Hyperloop transport system can help Cupertino
Speaking to CNET, Paul said that “at this point we have taken no formal action and have no official position on any specific transit mode or alignment,” adding, “personally, I am actively involved in trying to get as many options as possible on the table.”
Such a Hyperloop transport system would help reduce commute times in the region, which is struggling with traffic issues. The region has long been in search of creative transportation solutions.
“If this [hyperloop] comes to a realization, it would only take five minutes from DeAnza College to downtown San Jose instead of a couple hours,” Cupertino City Council member, Barry Chang said.
California’s San Jose region is a major hub for technology companies like Apple and thus, is one of the wealthiest in California. The residents primarily rely on personal vehicles for traveling. Therefore, a non-road based transport system could help in fixing the traffic issues.
Why “head tax” was axed?
On Tuesday, Cupertino’s City Council voted against the “head tax,” which would have affected Apple if approved. The Council also reportedly decided to wait until 2020 on the head tax, and in the meantime, would work with Apple to come up with a solution.
The head tax would charge a per-employee cost from a company with more than 99 people. Apple would have been badly affected if such a tax was introduced as the company has about 25,000 employees in Cupertino, thus, raising its tax bill from $17,000 presently to $9.4 million, claims a report from the council.
As was expected, Apple resisted such a tax structure.
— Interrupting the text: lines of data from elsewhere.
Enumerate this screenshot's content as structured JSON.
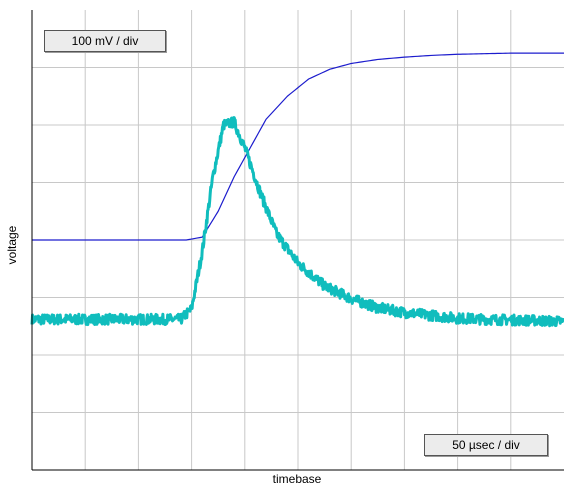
{
  "chart_data": {
    "type": "line",
    "xlabel": "timebase",
    "ylabel": "voltage",
    "x_scale_label": "50 µsec / div",
    "y_scale_label": "100 mV / div",
    "x_divisions": 10,
    "y_divisions": 8,
    "xlim": [
      0,
      10
    ],
    "ylim": [
      -4,
      4
    ],
    "grid": true,
    "series": [
      {
        "color": "#1c1ccd",
        "x": [
          0,
          1,
          2,
          2.9,
          3.2,
          3.5,
          3.8,
          4.1,
          4.4,
          4.8,
          5.2,
          5.6,
          6.0,
          6.5,
          7.0,
          7.5,
          8.0,
          8.5,
          9.0,
          9.5,
          10
        ],
        "y": [
          0.0,
          0.0,
          0.0,
          0.0,
          0.05,
          0.5,
          1.1,
          1.6,
          2.1,
          2.5,
          2.8,
          2.97,
          3.07,
          3.14,
          3.18,
          3.21,
          3.23,
          3.24,
          3.25,
          3.25,
          3.25
        ]
      },
      {
        "color": "#10bdbd",
        "x": [
          0,
          1,
          2,
          2.8,
          3.0,
          3.2,
          3.4,
          3.6,
          3.8,
          4.0,
          4.3,
          4.6,
          5.0,
          5.5,
          6.0,
          6.5,
          7.0,
          7.5,
          8.0,
          8.5,
          9.0,
          9.5,
          10
        ],
        "y": [
          -1.38,
          -1.38,
          -1.38,
          -1.38,
          -1.2,
          -0.2,
          1.1,
          2.0,
          2.05,
          1.6,
          0.8,
          0.1,
          -0.4,
          -0.8,
          -1.02,
          -1.18,
          -1.26,
          -1.31,
          -1.36,
          -1.38,
          -1.39,
          -1.4,
          -1.42
        ]
      }
    ]
  }
}
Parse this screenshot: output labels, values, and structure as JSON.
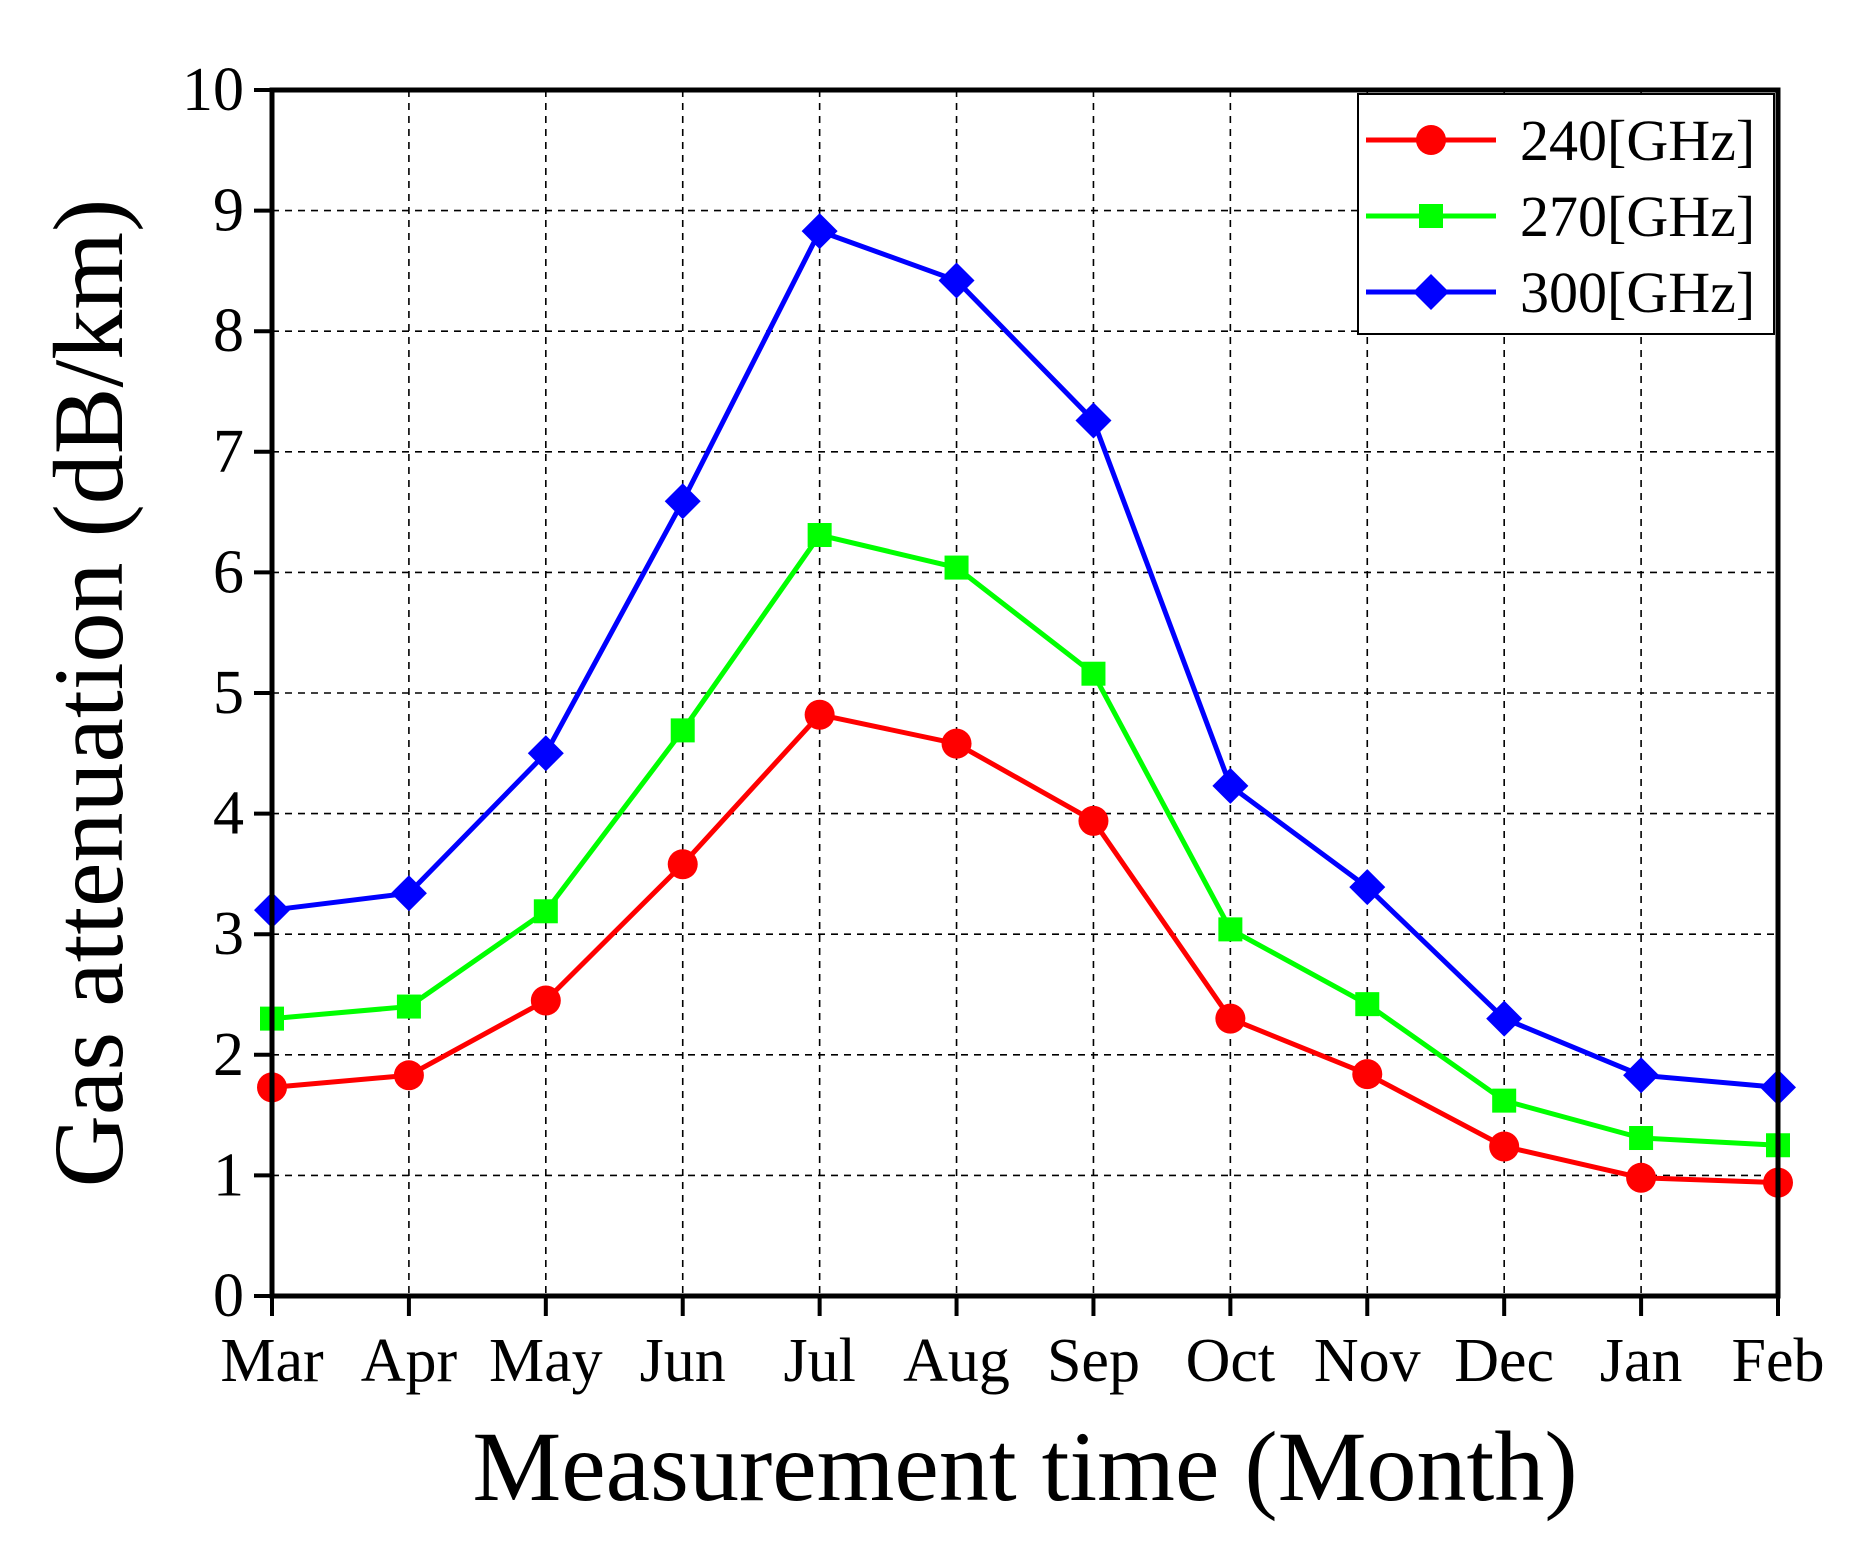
{
  "chart_data": {
    "type": "line",
    "title": "",
    "xlabel": "Measurement time (Month)",
    "ylabel": "Gas attenuation (dB/km)",
    "categories": [
      "Mar",
      "Apr",
      "May",
      "Jun",
      "Jul",
      "Aug",
      "Sep",
      "Oct",
      "Nov",
      "Dec",
      "Jan",
      "Feb"
    ],
    "ylim": [
      0,
      10
    ],
    "yticks": [
      0,
      1,
      2,
      3,
      4,
      5,
      6,
      7,
      8,
      9,
      10
    ],
    "grid": true,
    "legend_position": "top-right",
    "series": [
      {
        "name": "240[GHz]",
        "color": "#ff0000",
        "marker": "circle",
        "values": [
          1.73,
          1.83,
          2.45,
          3.58,
          4.82,
          4.58,
          3.94,
          2.3,
          1.84,
          1.24,
          0.98,
          0.94
        ]
      },
      {
        "name": "270[GHz]",
        "color": "#00ff00",
        "marker": "square",
        "values": [
          2.3,
          2.4,
          3.19,
          4.69,
          6.31,
          6.04,
          5.16,
          3.04,
          2.42,
          1.62,
          1.31,
          1.25
        ]
      },
      {
        "name": "300[GHz]",
        "color": "#0000ff",
        "marker": "diamond",
        "values": [
          3.2,
          3.34,
          4.5,
          6.59,
          8.83,
          8.42,
          7.26,
          4.23,
          3.39,
          2.3,
          1.83,
          1.73
        ]
      }
    ]
  }
}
Earlier this week, the company publicly opposed the proposed tax, saying it has already spent over $70 million on public issues including transportation. But Apple’s resistance is possibly not the only reason the city council turned the proposal down, the Hyperloop could be another reason.
According to Silicon Valley Business Journal, Paul, during the city council meeting, said that they need more time to come up with the transportation plans, which may include a partnership with Apple. The iPhone maker could help in financing an expensive project like the Hyperloop.
A Hyperloop transport system partly backed by Apple could prove a win-win for all. The city would get a futuristic transportation system and a solution to their traffic woes at a reduced cost, and for Apple, it would earn it a good name and could relieve it of any future head tax-like financial burden.
Even Apple’s director of state and local government affairs, Michael Foulkes, recently suggested that the city should work with Apple’s transportation experts to come up with long-term and creative solutions rather than measures like the head tax.
Hyperloop – no surety yet
Hyperloop is the brainchild of Elon Musk as a means of transporting people in sealed vacuum tubes at over 600 mph. So far, the fastest speed registered is of 240 mph from Virgin Hyperloop One. In comparison, current passenger trains like China’s Shanghai Maglev can go 267 mph and the Fuxing Hao non-maglev train can run at 249 mph.
Recently, a team of German engineering students at the Technical University of Munich made a self-propelled pod – called WARR Hyperloop – which won the SpaceX 2018 hyperloop pod competition by setting a new record with a top speed of 284 miles per hour in a test pod.
In August 2013, Musk open-sourced his idea of a near-supersonic train-in-a-tube concept. Since then, several companies have come to develop such a transport system. Virgin Hyperloop One and Hyperloop Transportation Technologies (HTT) are the two major companies currently working on providing Hyperloop transport solutions globally. HTT is working on developing a test track in France. Musk has also founded The Boring Company to help develop an underground Hyperloop system.
As of now, it is not clear how much a true Hyperloop line would cost. Also, there is no timeline of when the project would be fully operational. So, until then, Cupertino will have to find an alternative solution to their traffic woes.